視点の切り替えのタイミングが絶妙。伏線の張り方も上手い。バカリズムの脚本もテンポがいい。
主賓のスピーチ、乾杯のご発声、ケーキ入刀、恩師友人らのスピーチ、余興、花束贈呈というお決りの流れ。そこのムダを取っ払っちゃえという、誰もが持っている潜在意識を見事なまでにくすぐってくれる。恩師も友人もとっておきの過去もない人だって、世の中にはたくさんいるし、一生に一度主人公にならなきゃ、という強迫観念もばからしい。たかが余興に出席者の絶賛の拍手を期待する承認欲求。略奪愛もいつの時代のことやら。披露宴を滑稽な猿芝居として描くところに、この作品の魅力がある。

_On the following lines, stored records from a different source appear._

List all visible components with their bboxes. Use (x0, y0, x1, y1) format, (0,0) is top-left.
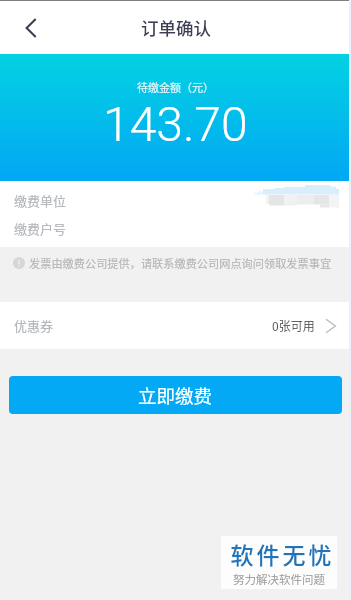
staticText: 订单确认 (141, 15, 211, 40)
staticText: 软件无忧 (229, 537, 333, 570)
staticText: 努力解决软件问题 (233, 571, 325, 588)
staticText: 立即缴费 (138, 382, 213, 409)
staticText: 待缴金额（元） (137, 79, 214, 95)
staticText: 缴费单位 (14, 191, 67, 210)
staticText: 优惠券 (14, 316, 54, 335)
staticText: 143.70 (103, 96, 248, 152)
staticText: 0张可用 (272, 317, 315, 334)
staticText: 发票由缴费公司提供，请联系缴费公司网点询问领取发票事宜 (29, 255, 332, 271)
staticText: 缴费户号 (14, 219, 67, 238)
button[interactable]: 立即缴费 (9, 376, 342, 414)
button[interactable]: Back (8, 5, 54, 51)
button[interactable]: 优惠券 (0, 302, 351, 349)
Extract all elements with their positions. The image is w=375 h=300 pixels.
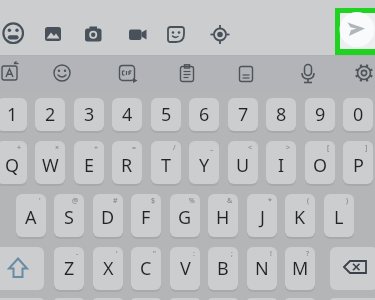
staticText: + <box>17 143 22 153</box>
staticText: $ <box>151 196 156 206</box>
button[interactable]: C <box>131 247 161 290</box>
staticText: ? <box>306 249 310 259</box>
button[interactable] <box>232 59 260 87</box>
button[interactable]: M <box>285 247 315 290</box>
button[interactable]: T <box>151 141 181 184</box>
button[interactable]: P <box>343 141 373 184</box>
staticText: B <box>217 256 229 281</box>
staticText: N <box>255 256 269 281</box>
button[interactable] <box>121 17 153 49</box>
button[interactable]: J <box>247 194 277 237</box>
staticText: : <box>193 249 195 259</box>
button[interactable] <box>340 13 375 49</box>
button[interactable]: S <box>54 194 84 237</box>
button[interactable] <box>294 59 322 87</box>
button[interactable]: 3 <box>74 98 104 131</box>
staticText: [ <box>327 143 330 153</box>
button[interactable] <box>77 17 109 49</box>
staticText: ÷ <box>94 143 99 153</box>
button[interactable]: W <box>35 141 65 184</box>
button[interactable]: 2 <box>35 98 65 131</box>
staticText: O <box>313 153 328 178</box>
button[interactable]: R <box>112 141 142 184</box>
button[interactable] <box>160 17 192 49</box>
button[interactable]: O <box>305 141 335 184</box>
staticText: 7 <box>238 102 249 127</box>
staticText: & <box>227 196 233 206</box>
staticText: S <box>64 205 74 230</box>
button[interactable]: Q <box>0 141 27 184</box>
button[interactable]: 9 <box>305 98 335 131</box>
staticText: E <box>84 153 95 178</box>
button[interactable]: D <box>93 194 123 237</box>
button[interactable]: H <box>208 194 238 237</box>
staticText: G <box>178 205 192 230</box>
staticText: _ <box>210 143 214 153</box>
staticText: * <box>268 196 272 206</box>
button[interactable]: Z <box>54 247 84 290</box>
button[interactable]: 0 <box>343 98 373 131</box>
staticText: F <box>141 205 151 230</box>
staticText: 1 <box>7 102 18 127</box>
staticText: T <box>161 153 172 178</box>
button[interactable] <box>0 59 24 87</box>
staticText: % <box>189 196 195 206</box>
button[interactable]: G <box>170 194 200 237</box>
button[interactable]: X <box>93 247 123 290</box>
button[interactable]: K <box>285 194 315 237</box>
button[interactable]: 1 <box>0 98 27 131</box>
staticText: P <box>353 153 364 178</box>
button[interactable] <box>48 59 76 87</box>
button[interactable] <box>113 59 141 87</box>
button[interactable]: B <box>208 247 238 290</box>
staticText: Q <box>5 153 20 178</box>
staticText: R <box>121 153 133 178</box>
staticText: ' <box>39 196 41 206</box>
button[interactable]: V <box>170 247 200 290</box>
staticText: M <box>292 256 309 281</box>
button[interactable] <box>0 247 44 290</box>
button[interactable]: I <box>266 141 296 184</box>
staticText: 3 <box>84 102 95 127</box>
staticText: ! <box>270 249 272 259</box>
button[interactable]: Y <box>189 141 219 184</box>
staticText: ' <box>116 249 118 259</box>
button[interactable]: 4 <box>112 98 142 131</box>
staticText: ] <box>365 143 368 153</box>
button[interactable]: 8 <box>266 98 296 131</box>
button[interactable]: L <box>324 194 354 237</box>
staticText: × <box>55 143 60 153</box>
staticText: I <box>278 153 285 178</box>
button[interactable]: 6 <box>189 98 219 131</box>
staticText: ( <box>307 196 310 206</box>
staticText: A <box>25 205 37 230</box>
button[interactable] <box>330 247 375 290</box>
staticText: 5 <box>161 102 172 127</box>
button[interactable]: F <box>131 194 161 237</box>
button[interactable]: N <box>247 247 277 290</box>
staticText: C <box>140 256 152 281</box>
staticText: " <box>153 249 156 259</box>
staticText: ) <box>346 196 349 206</box>
staticText: > <box>286 143 291 153</box>
button[interactable]: A <box>16 194 46 237</box>
staticText: @ <box>72 196 79 206</box>
button[interactable]: 7 <box>228 98 258 131</box>
staticText: Z <box>64 256 75 281</box>
staticText: W <box>42 153 59 178</box>
staticText: = <box>132 143 137 153</box>
staticText: H <box>216 205 230 230</box>
button[interactable] <box>204 17 236 49</box>
button[interactable]: E <box>74 141 104 184</box>
staticText: - <box>76 249 79 259</box>
button[interactable] <box>37 17 69 49</box>
button[interactable] <box>350 59 375 87</box>
staticText: 2 <box>45 102 56 127</box>
button[interactable] <box>173 59 201 87</box>
staticText: 0 <box>353 102 364 127</box>
button[interactable] <box>0 17 29 49</box>
button[interactable]: U <box>228 141 258 184</box>
button[interactable]: 5 <box>151 98 181 131</box>
staticText: # <box>113 196 118 206</box>
staticText: D <box>101 205 115 230</box>
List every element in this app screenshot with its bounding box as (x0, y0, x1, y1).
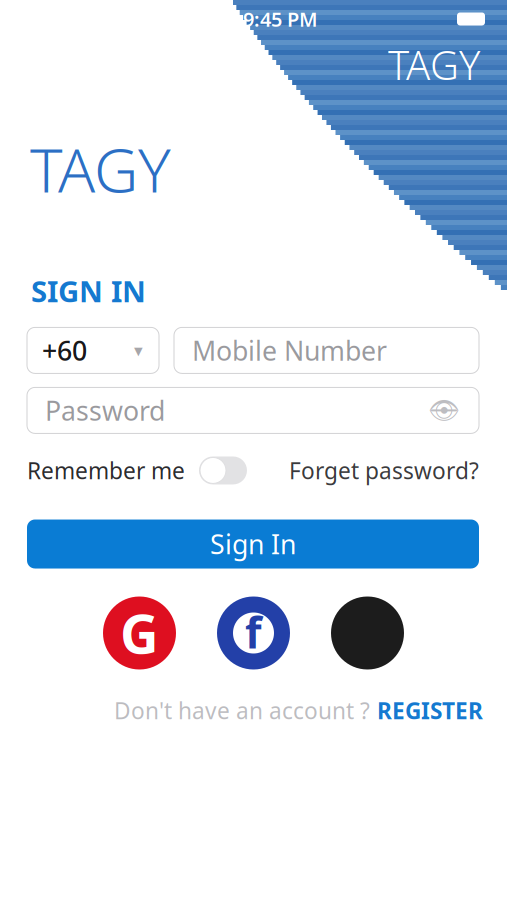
staticText: G (120, 598, 159, 668)
staticText: Mobile Number (192, 333, 387, 368)
staticText: Don't have an account ? (114, 696, 370, 726)
staticText: 9:45 PM (243, 6, 318, 32)
staticText: TAGY (30, 128, 171, 209)
staticText: Password (45, 393, 165, 428)
staticText: ▾ (134, 341, 143, 360)
button[interactable]: Sign in with Apple (331, 596, 404, 670)
staticText: +60 (42, 333, 87, 368)
button[interactable]: Don't have an account ? (114, 690, 483, 732)
button[interactable]: Sign in with Facebook (217, 596, 290, 670)
button[interactable]: Forget password? (289, 449, 479, 492)
button[interactable]: Sign in with Google (103, 596, 176, 670)
button[interactable]: Password (27, 387, 479, 433)
staticText: Sign In (210, 526, 296, 562)
staticText: f (245, 604, 262, 660)
staticText: 👁 (428, 396, 460, 425)
staticText: REGISTER (377, 696, 483, 726)
staticText: Remember me (27, 455, 185, 486)
button[interactable]: Mobile Number (174, 327, 479, 373)
button[interactable]: Remember me (185, 452, 247, 488)
staticText: TAGY (388, 38, 480, 91)
staticText: Forget password? (289, 455, 479, 486)
button[interactable]: Sign In (27, 520, 479, 568)
button[interactable]: +60 (27, 327, 159, 373)
staticText: SIGN IN (31, 271, 146, 310)
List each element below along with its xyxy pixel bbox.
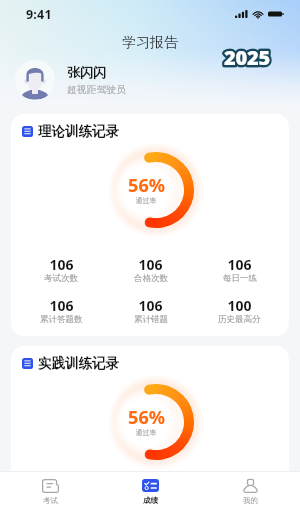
button[interactable]: 理论训练记录	[11, 114, 289, 336]
staticText: 56%	[128, 173, 165, 198]
staticText: 2025	[224, 44, 271, 71]
staticText: 超视距驾驶员	[67, 84, 126, 96]
button[interactable]: 成绩	[100, 472, 200, 505]
other: 考试	[42, 479, 59, 493]
staticText: 理论训练记录	[38, 123, 119, 140]
staticText: 100	[227, 296, 252, 315]
staticText: 56%	[128, 405, 165, 430]
staticText: 每日一练	[223, 273, 257, 284]
staticText: 考试次数	[44, 273, 78, 284]
staticText: 学习报告	[122, 34, 178, 52]
button[interactable]: 实践训练记录	[11, 346, 289, 486]
staticText: 累计答题数	[40, 314, 83, 325]
staticText: 106	[49, 296, 74, 315]
other: 我的	[243, 479, 258, 493]
staticText: 考试	[43, 496, 58, 505]
staticText: 106	[138, 255, 163, 274]
staticText: 合格次数	[134, 273, 168, 284]
staticText: 实践训练记录	[38, 355, 119, 372]
staticText: 106	[138, 296, 163, 315]
staticText: 106	[227, 255, 252, 274]
staticText: 历史最高分	[218, 314, 261, 325]
button[interactable]: 我的	[200, 472, 300, 505]
staticText: 成绩	[143, 496, 158, 505]
staticText: 2025	[224, 44, 271, 71]
button[interactable]: 考试	[0, 472, 100, 505]
staticText: 张闪闪	[67, 64, 106, 80]
staticText: 我的	[243, 496, 258, 505]
staticText: 通过率	[116, 196, 176, 205]
staticText: 9:41	[26, 6, 52, 23]
other: 成绩	[142, 479, 159, 492]
staticText: 累计错题	[134, 314, 168, 325]
staticText: 通过率	[116, 428, 176, 437]
staticText: 106	[49, 255, 74, 274]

中盤から主役に躍り出る、篠原涼子演じるウエディング・プランナーが、を披露宴をバサバサ切っていく姿が痛快極まりない。
彼女は自分の置かれた現実についてこう語る。
「憧れのウエディングプランナーが良い上司とは限らない」
本作のドタバタ披露宴を表現するのに、至極的を得ている言葉だと思った。